Sinan'ın üslubu, kuşkusuz sadece kubbeye bağlı olarak ta­nımlanamaz. Tasarımda bir mimari öğeler hiyerarşisi kurul­muştur. Bu hiyerarşinin kurgusu içinde büyük kubbe, kubbeler, kemerler, revaklar, pencereler üslubun niteliğini büyük plânda saptayan diğer öğelerdir. Kaldi ki, o dönemin ikincil üslup öğe­lerini, mukarnas bezemelerini, sütun başlıklarını, kemer klişele­rini, silmeleri, korkulukları, çini kaplamaları, boyalı bezemeyi, ahşap işçiliğini eklemeden tümel tasarım tamamlanmıyor. Üs­lubun kimliği bu öğelerin varlıksal bütünleşmesiyle oluşmakta­dır. Fakat Sinan'ı yücelten sanat söyleminin ana teması, ondan önce ve sonra da var olan Osmanlı yapı geleneğinin ikincil ya­pı ve bezeme öğeleri değil, büyük mekânsal kompozisyonlardır.

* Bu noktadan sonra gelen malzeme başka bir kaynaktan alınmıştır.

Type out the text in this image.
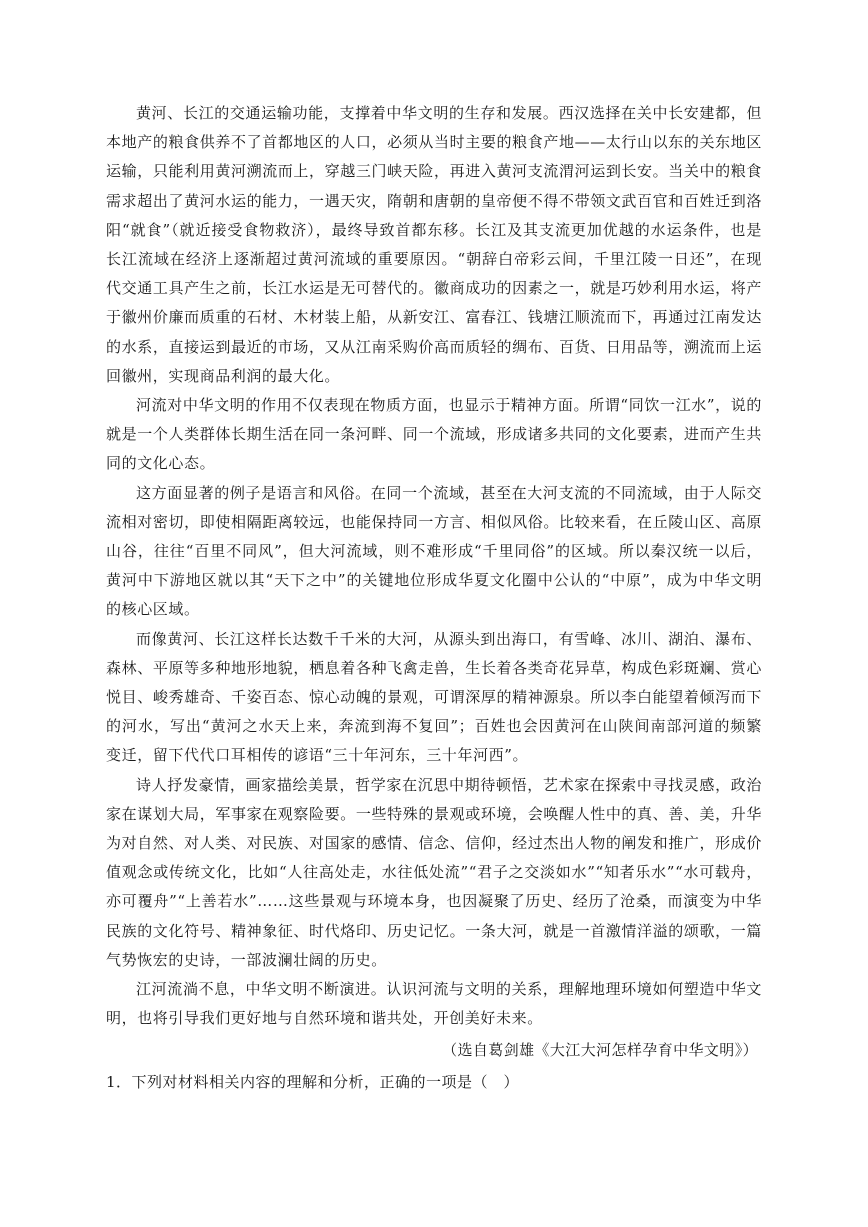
黄河、长江的交通运输功能，支撑着中华文明的生存和发展。西汉选择在关中长安建都，但本地产的粮食供养不了首都地区的人口，必须从当时主要的粮食产地——太行山以东的关东地区运输，只能利用黄河溯流而上，穿越三门峡天险，再进入黄河支流渭河运到长安。当关中的粮食需求超出了黄河水运的能力，一遇天灾，隋朝和唐朝的皇帝便不得不带领文武百官和百姓迁到洛阳“就食”（就近接受食物救济），最终导致首都东移。长江及其支流更加优越的水运条件，也是长江流域在经济上逐渐超过黄河流域的重要原因。“朝辞白帝彩云间，千里江陵一日还”，在现代交通工具产生之前，长江水运是无可替代的。徽商成功的因素之一，就是巧妙利用水运，将产于徽州价廉而质重的石材、木材装上船，从新安江、富春江、钱塘江顺流而下，再通过江南发达的水系，直接运到最近的市场，又从江南采购价高而质轻的绸布、百货、日用品等，溯流而上运回徽州，实现商品利润的最大化。

河流对中华文明的作用不仅表现在物质方面，也显示于精神方面。所谓“同饮一江水”，说的就是一个人类群体长期生活在同一条河畔、同一个流域，形成诸多共同的文化要素，进而产生共同的文化心态。

这方面显著的例子是语言和风俗。在同一个流域，甚至在大河支流的不同流域，由于人际交流相对密切，即使相隔距离较远，也能保持同一方言、相似风俗。比较来看，在丘陵山区、高原山谷，往往“百里不同风”，但大河流域，则不难形成“千里同俗”的区域。所以秦汉统一以后，黄河中下游地区就以其“天下之中”的关键地位形成华夏文化圈中公认的“中原”，成为中华文明的核心区域。

而像黄河、长江这样长达数千千米的大河，从源头到出海口，有雪峰、冰川、湖泊、瀑布、森林、平原等多种地形地貌，栖息着各种飞禽走兽，生长着各类奇花异草，构成色彩斑斓、赏心悦目、峻秀雄奇、千姿百态、惊心动魄的景观，可谓深厚的精神源泉。所以李白能望着倾泻而下的河水，写出“黄河之水天上来，奔流到海不复回”；百姓也会因黄河在山陕间南部河道的频繁变迁，留下代代口耳相传的谚语“三十年河东，三十年河西”。

诗人抒发豪情，画家描绘美景，哲学家在沉思中期待顿悟，艺术家在探索中寻找灵感，政治家在谋划大局，军事家在观察险要。一些特殊的景观或环境，会唤醒人性中的真、善、美，升华为对自然、对人类、对民族、对国家的感情、信念、信仰，经过杰出人物的阐发和推广，形成价值观念或传统文化，比如“人往高处走，水往低处流”“君子之交淡如水”“知者乐水”“水可载舟，亦可覆舟”“上善若水”……这些景观与环境本身，也因凝聚了历史、经历了沧桑，而演变为中华民族的文化符号、精神象征、时代烙印、历史记忆。一条大河，就是一首激情洋溢的颂歌，一篇气势恢宏的史诗，一部波澜壮阔的历史。

江河流淌不息，中华文明不断演进。认识河流与文明的关系，理解地理环境如何塑造中华文明，也将引导我们更好地与自然环境和谐共处，开创美好未来。

（选自葛剑雄《大江大河怎样孕育中华文明》）

1．下列对材料相关内容的理解和分析，正确的一项是（　）
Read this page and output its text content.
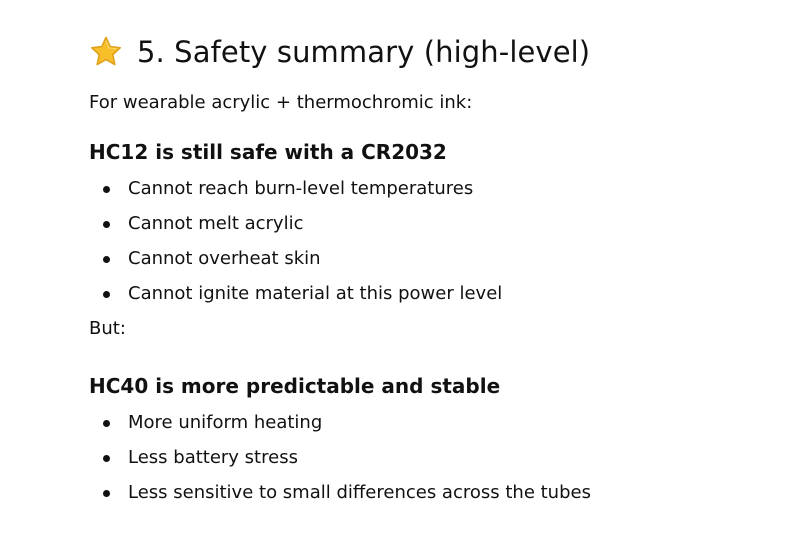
5. Safety summary (high-level)
For wearable acrylic + thermochromic ink:
HC12 is still safe with a CR2032
Cannot reach burn-level temperatures
Cannot melt acrylic
Cannot overheat skin
Cannot ignite material at this power level
But:
HC40 is more predictable and stable
More uniform heating
Less battery stress
Less sensitive to small differences across the tubes
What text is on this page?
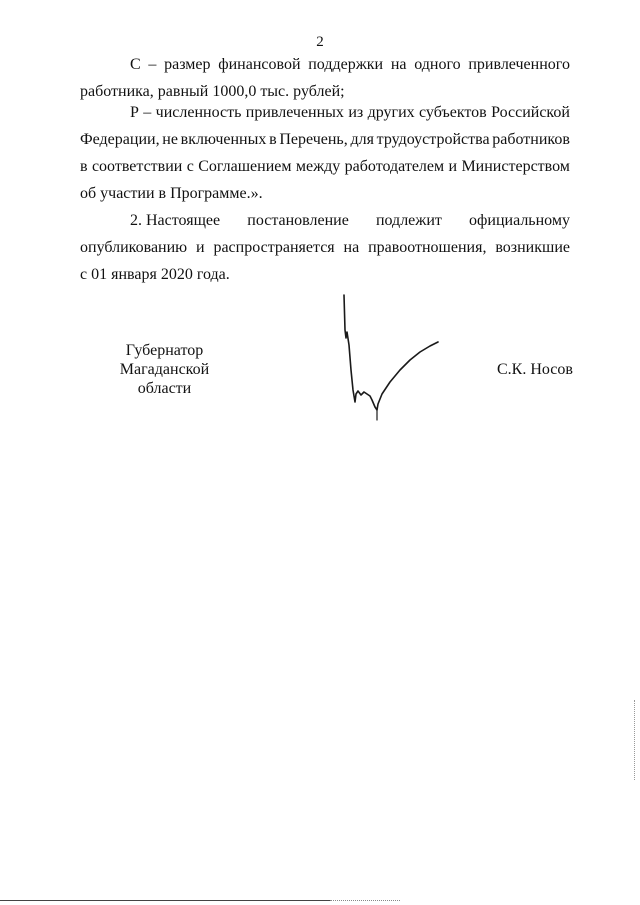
2
С – размер финансовой поддержки на одного привлеченного
работника, равный 1000,0 тыс. рублей;
Р – численность привлеченных из других субъектов Российской
Федерации, не включенных в Перечень, для трудоустройства работников
в соответствии с Соглашением между работодателем и Министерством
об участии в Программе.».
2. Настоящее постановление подлежит официальному
опубликованию и распространяется на правоотношения, возникшие
с 01 января 2020 года.
Губернатор
Магаданской области
С.К. Носов
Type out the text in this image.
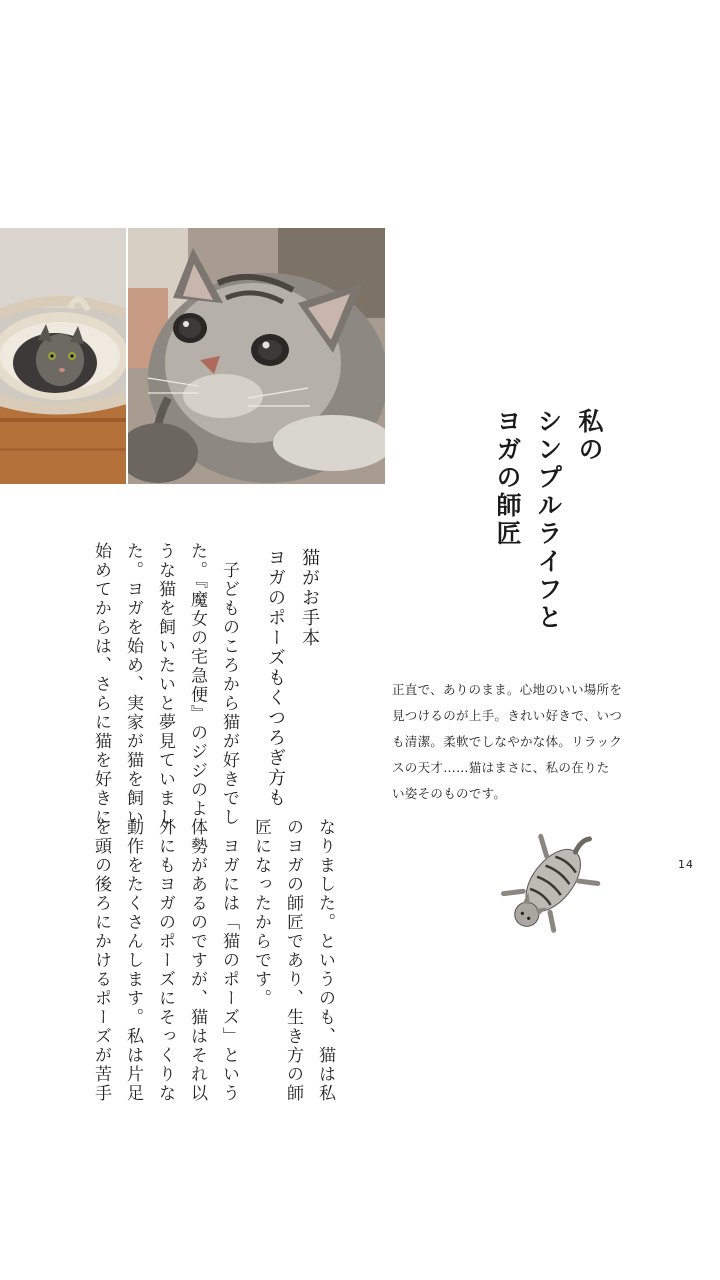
私の
シンプルライフと
ヨガの師匠
猫がお手本
ヨガのポーズもくつろぎ方も
　子どものころから猫が好きでし
た。『魔女の宅急便』のジジのよ
うな猫を飼いたいと夢見ていまし
た。ヨガを始め、実家が猫を飼い
始めてからは、さらに猫を好きに
なりました。というのも、猫は私
のヨガの師匠であり、生き方の師
匠になったからです。
　ヨガには「猫のポーズ」という
体勢があるのですが、猫はそれ以
外にもヨガのポーズにそっくりな
動作をたくさんします。私は片足
を頭の後ろにかけるポーズが苦手
正直で、ありのまま。心地のいい場所を
見つけるのが上手。きれい好きで、いつ
も清潔。柔軟でしなやかな体。リラック
スの天才……猫はまさに、私の在りた
い姿そのものです。
14
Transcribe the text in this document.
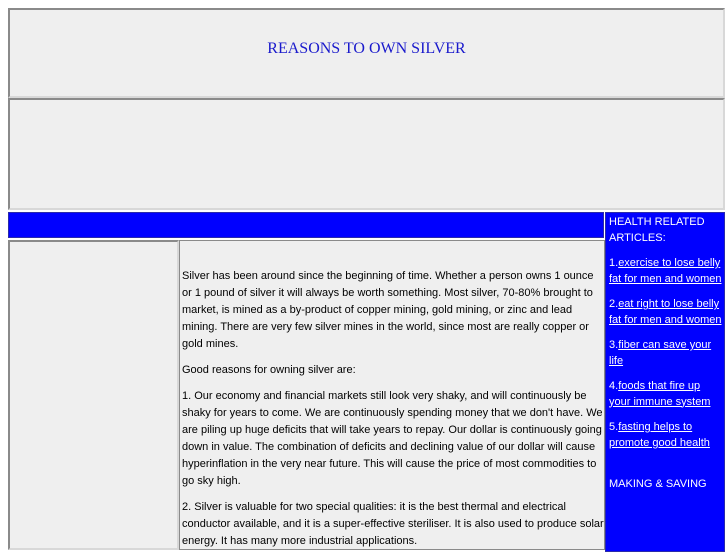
REASONS TO OWN SILVER

Silver has been around since the beginning of time. Whether a person owns 1 ounce or 1 pound of silver it will always be worth something. Most silver, 70-80% brought to market, is mined as a by-product of copper mining, gold mining, or zinc and lead mining. There are very few silver mines in the world, since most are really copper or gold mines.

Good reasons for owning silver are:

1. Our economy and financial markets still look very shaky, and will continuously be shaky for years to come. We are continuously spending money that we don't have. We are piling up huge deficits that will take years to repay. Our dollar is continuously going down in value. The combination of deficits and declining value of our dollar will cause hyperinflation in the very near future. This will cause the price of most commodities to go sky high.

2. Silver is valuable for two special qualities: it is the best thermal and electrical conductor available, and it is a super-effective steriliser. It is also used to produce solar energy. It has many more industrial applications.

HEALTH RELATED ARTICLES:
1.exercise to lose belly fat for men and women
2.eat right to lose belly fat for men and women
3.fiber can save your life
4.foods that fire up your immune system
5.fasting helps to promote good health
MAKING & SAVING
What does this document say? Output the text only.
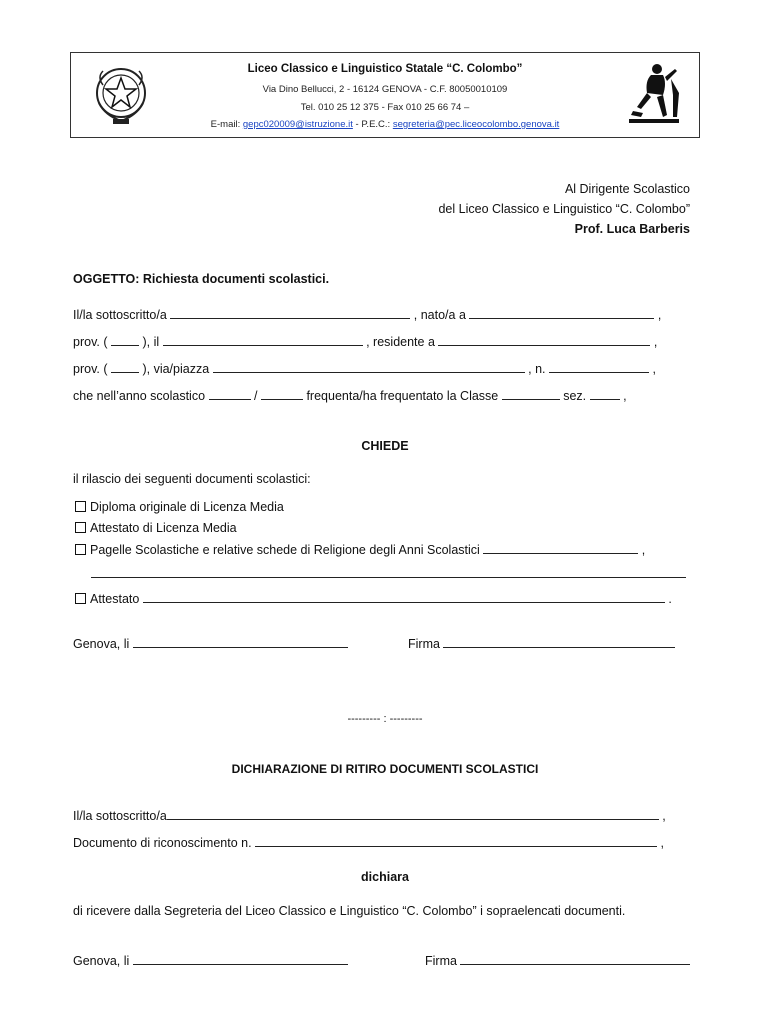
Liceo Classico e Linguistico Statale “C. Colombo”
Via Dino Bellucci, 2 - 16124 GENOVA - C.F. 80050010109
Tel. 010 25 12 375 - Fax 010 25 66 74 –
E-mail: gepc020009@istruzione.it - P.E.C.: segreteria@pec.liceocolombo.genova.it
Al Dirigente Scolastico
del Liceo Classico e Linguistico “C. Colombo”
Prof. Luca Barberis
OGGETTO: Richiesta documenti scolastici.
Il/la sottoscritto/a	, nato/a a	,
prov. (	), il	, residente a	,
prov. (	), via/piazza	, n.	,
che nell’anno scolastico	/	frequenta/ha frequentato la Classe	sez.	,
CHIEDE
il rilascio dei seguenti documenti scolastici:
Diploma originale di Licenza Media
Attestato di Licenza Media
Pagelle Scolastiche e relative schede di Religione degli Anni Scolastici	,
Attestato	.
Genova, li	Firma
--------- : ---------
DICHIARAZIONE DI RITIRO DOCUMENTI SCOLASTICI
Il/la sottoscritto/a	,
Documento di riconoscimento n.	,
dichiara
di ricevere dalla Segreteria del Liceo Classico e Linguistico “C. Colombo” i sopraelencati documenti.
Genova, li	Firma
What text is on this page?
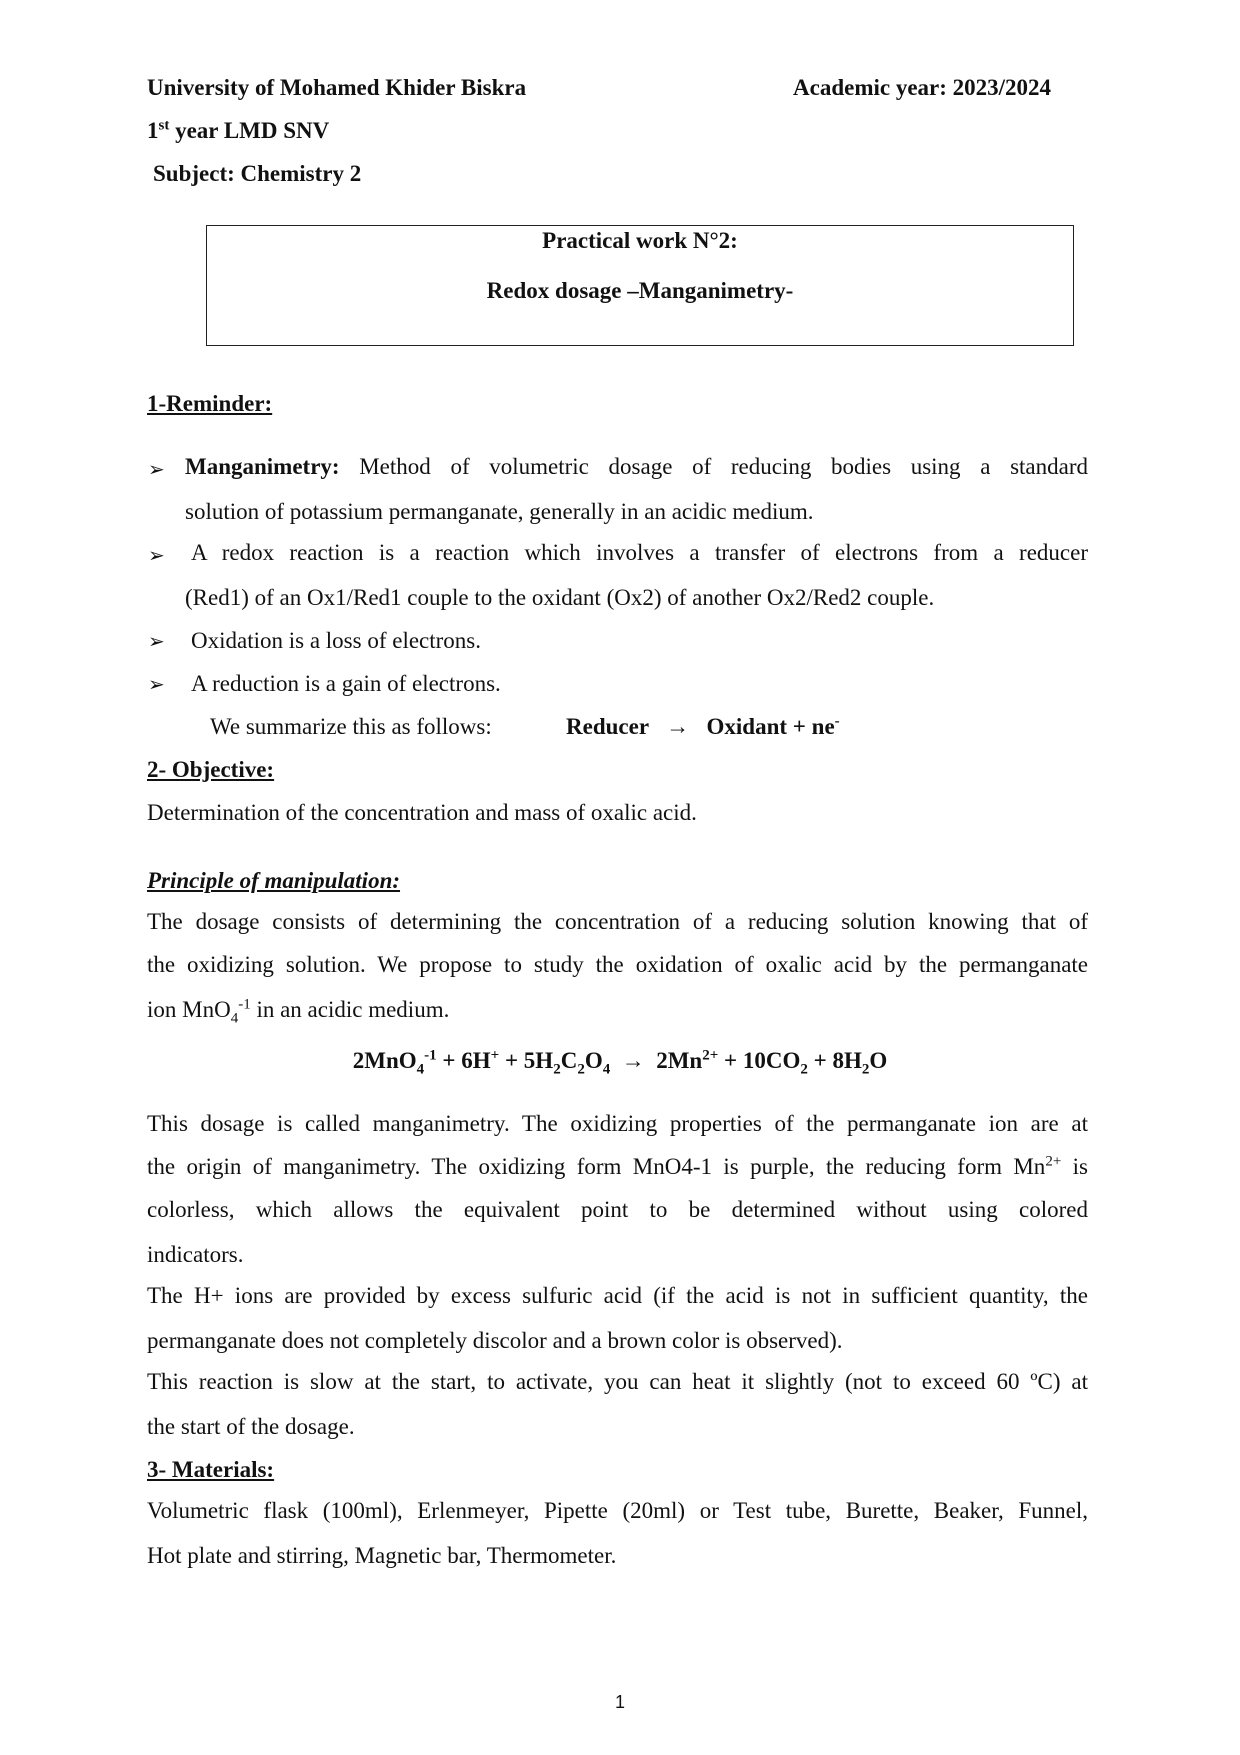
University of Mohamed Khider Biskra	Academic year: 2023/2024
1st year LMD SNV
Subject: Chemistry 2
Practical work N°2:
Redox dosage –Manganimetry-
1-Reminder:
➢ Manganimetry: Method of volumetric dosage of reducing bodies using a standard
solution of potassium permanganate, generally in an acidic medium.
➢ A redox reaction is a reaction which involves a transfer of electrons from a reducer
(Red1) of an Ox1/Red1 couple to the oxidant (Ox2) of another Ox2/Red2 couple.
➢ Oxidation is a loss of electrons.
➢ A reduction is a gain of electrons.
We summarize this as follows:	Reducer → Oxidant + ne-
2- Objective:
Determination of the concentration and mass of oxalic acid.
Principle of manipulation:
The dosage consists of determining the concentration of a reducing solution knowing that of
the oxidizing solution. We propose to study the oxidation of oxalic acid by the permanganate
ion MnO$_4^{-1}$ in an acidic medium.
$2MnO_4^{-1} + 6H^+ + 5H_2C_2O_4 \to 2Mn^{2+} + 10CO_2 + 8H_2O$
This dosage is called manganimetry. The oxidizing properties of the permanganate ion are at
the origin of manganimetry. The oxidizing form MnO4-1 is purple, the reducing form $Mn^{2+}$ is
colorless, which allows the equivalent point to be determined without using colored
indicators.
The H+ ions are provided by excess sulfuric acid (if the acid is not in sufficient quantity, the
permanganate does not completely discolor and a brown color is observed).
This reaction is slow at the start, to activate, you can heat it slightly (not to exceed 60 ºC) at
the start of the dosage.
3- Materials:
Volumetric flask (100ml), Erlenmeyer, Pipette (20ml) or Test tube, Burette, Beaker, Funnel,
Hot plate and stirring, Magnetic bar, Thermometer.
1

Sinan yeni sözlük kullanmaz. Strüktür esasları, plân öğele­ri, avlular, revaklar, çok katlı pencere düzenleri, kemer biçim­leri, taç kapılar hep geçmişten gelir. O dönemin en büyük ya­pıları camiler olduğu için, Sinan'ı da en çok onlarla tanıyoruz. Fakat bu, onu sadece bir cami tasarımcısı olarak görmeyi ge­rektirmez. Yaptığı bütün değişik tür yapılarda camilerde bul­duğumuz estetik kaliteyi bulabiliriz.

Sinan'ın mimari sentezini Hassa Mimarları Ocağı rutini içinde ortaya çıkmış yapılarında değil, onun tasarım becerisini kesinlikle hissettiğimiz Mihrimah Sultan, Sokollu, Süleymaniye, Selimiye Camileri ile Mağlova Su Kemeri gibi yapılarda izle­mek gerekir. Selimiye ifade ve tema zenginliği bakımından, mimari diliyle, toplumun mimari geçmişinin bir sentezidir ve Osmanlı kültürünün altyapısını da aydınlattığını söyleyebiliriz. Sinan, göçebelik ve İslâmdan gelen, Roma ve Bizansla buluşan yeni bir Akdeniz rasyoneli sergiler. Rönesansın bütün mekân araştırmalarım kendi yaşamına sığdırmıştır. Eşsiz dönüşümle­rin temsilcisi ve simgesidir. Onun öğretisi, eğer yapılarından çıkarılabilecek bir ders varsa, budur.

Osmanlı düşüncesinin Sinan gibi bir dahinin yarattığı ve bu­gün bile bizde hayranlık uyandıran yapılara karşı duyarlı oldu­ğu, bunların arka arkaya inşa edilmesinden anlaşılmaktadır. Fakat bu duyguları sanata yansıtan bir yazılı yorum, sadece öv­mekle ya da zikretmekle kalmayıp sanatçının toplum içindeki konumunu aydınlatan bir düzyazı ya da şiir bulmak zordur. Bu şiir sadece otobiyografik tezkirelerde vardır. Bu yokluk bir öl­çüde İslâm düşüncesinin fiziksel çevreye karşı ilgisizliğiyle açıklanabilir. Su içmek için en güzel tasları yapabilen Müslü­manlar, o taşların betimlenmesini nesnel olarak yapma arzusu­nu nedense duymamışlarıdr. Avrupalı gezginler ve ressamlar olmasaydı, Kanunî'nin İstanbul'unu da fiziksel boyutlarıyla be­timlememiz düşünülemezdi.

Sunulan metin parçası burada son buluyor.